I hope my future cuntsucker is that tight
I think I just saw someone hide a body.
god, you should never be in the FBI. you'd give away america's secrets to any boy who asked.
I feel like I should I write an apology note to the frat for falling down stairs, passing out on the couch, and chugging the entire bottle of burnetts at semiforml last weekend. Apparently I was the main topic of discussion at their chapter meeting last night.
Hes still mad that I left the room mid-hookup to go get a pickle from the fridge.
I'm sober in pajamas at a bar. Nothing is ok about that statement.
My glasses are somewhere in your living room. Also, my underwear might be in your bathroom or on or around your porch. Sorry.

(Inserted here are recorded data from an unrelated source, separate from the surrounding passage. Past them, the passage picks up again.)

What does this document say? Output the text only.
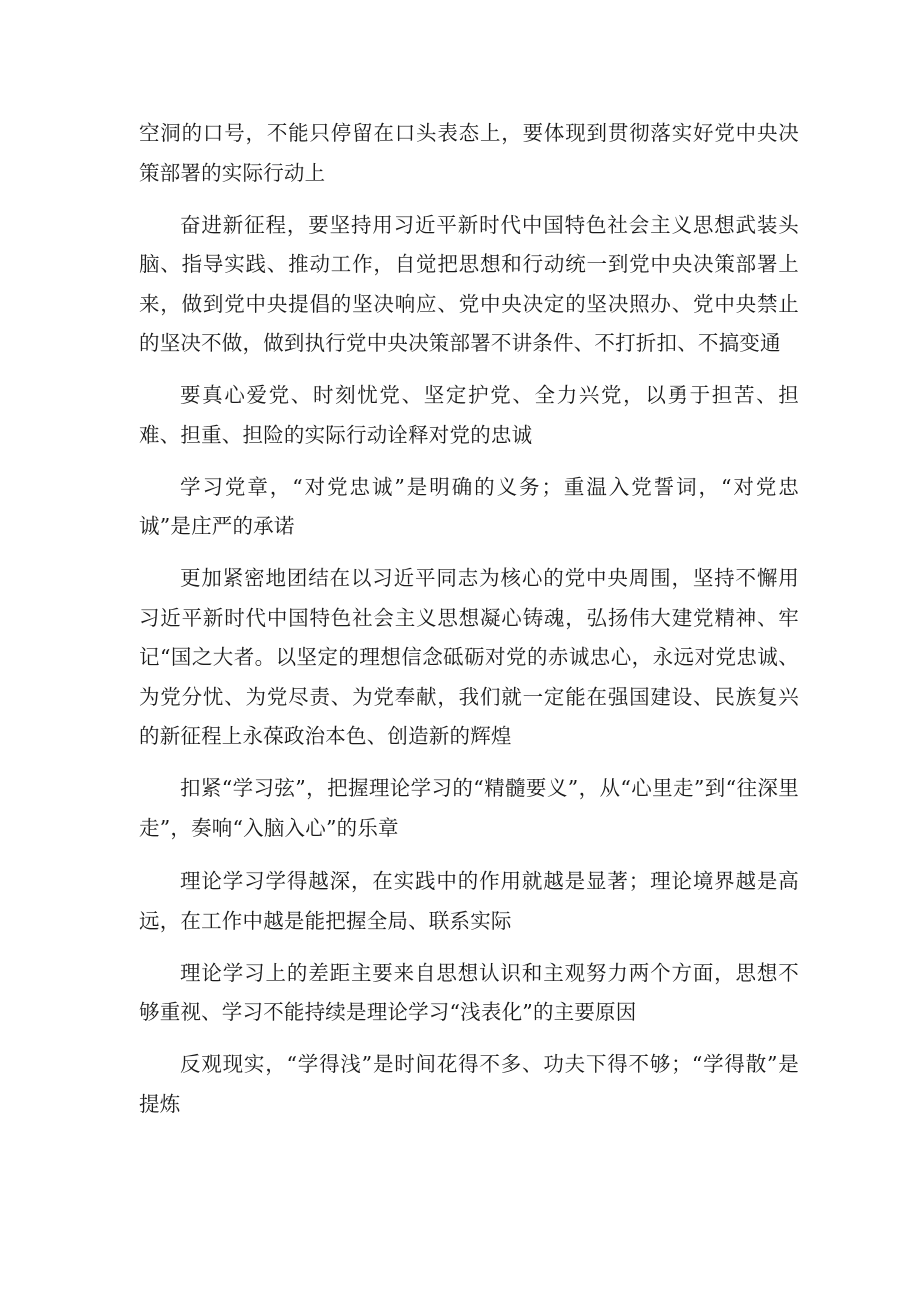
空洞的口号，不能只停留在口头表态上，要体现到贯彻落实好党中央决策部署的实际行动上

奋进新征程，要坚持用习近平新时代中国特色社会主义思想武装头脑、指导实践、推动工作，自觉把思想和行动统一到党中央决策部署上来，做到党中央提倡的坚决响应、党中央决定的坚决照办、党中央禁止的坚决不做，做到执行党中央决策部署不讲条件、不打折扣、不搞变通

要真心爱党、时刻忧党、坚定护党、全力兴党，以勇于担苦、担难、担重、担险的实际行动诠释对党的忠诚

学习党章，“对党忠诚”是明确的义务；重温入党誓词，“对党忠诚”是庄严的承诺

更加紧密地团结在以习近平同志为核心的党中央周围，坚持不懈用习近平新时代中国特色社会主义思想凝心铸魂，弘扬伟大建党精神、牢记“国之大者。以坚定的理想信念砥砺对党的赤诚忠心，永远对党忠诚、为党分忧、为党尽责、为党奉献，我们就一定能在强国建设、民族复兴的新征程上永葆政治本色、创造新的辉煌

扣紧“学习弦”，把握理论学习的“精髓要义”，从“心里走”到“往深里走”，奏响“入脑入心”的乐章

理论学习学得越深，在实践中的作用就越是显著；理论境界越是高远，在工作中越是能把握全局、联系实际

理论学习上的差距主要来自思想认识和主观努力两个方面，思想不够重视、学习不能持续是理论学习“浅表化”的主要原因

反观现实，“学得浅”是时间花得不多、功夫下得不够；“学得散”是提炼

I met her dad while holding 4 empty beer bottles at the opera house. I think I made a hell of an impression.
Do me a favor? If you get with him, please lick his abs. Someone has too they're just too beautiful not to.
He caught a cramp during sex and I was like "do you want me to get you a banana?" And he responded with "I'll give you a banana" and kept going. I'm marrying him.
I was blacked out when we met, so basically this will be a blind date.
Omg my brain. Most recent thought: I fucking prayed in the bathroom that the other girl would leave. Prayed to Jesus
You can't go around chasing people and screaming JUST LET ME LOVE YOU. We're in a public place.
There is a dude with blue hair and a samurai sword and another dude dressed as Dead Pool. I daresay standard social conventions are not applicable in this environment.
What part of “the stripper has a gun, we need to leave” is confusing you? She’s drunk, she’s fucking crazy and NOW SHE’S PACKING HEAT!
I’m not saying you’re wrong, I’m just saying he’s denying what you’re saying.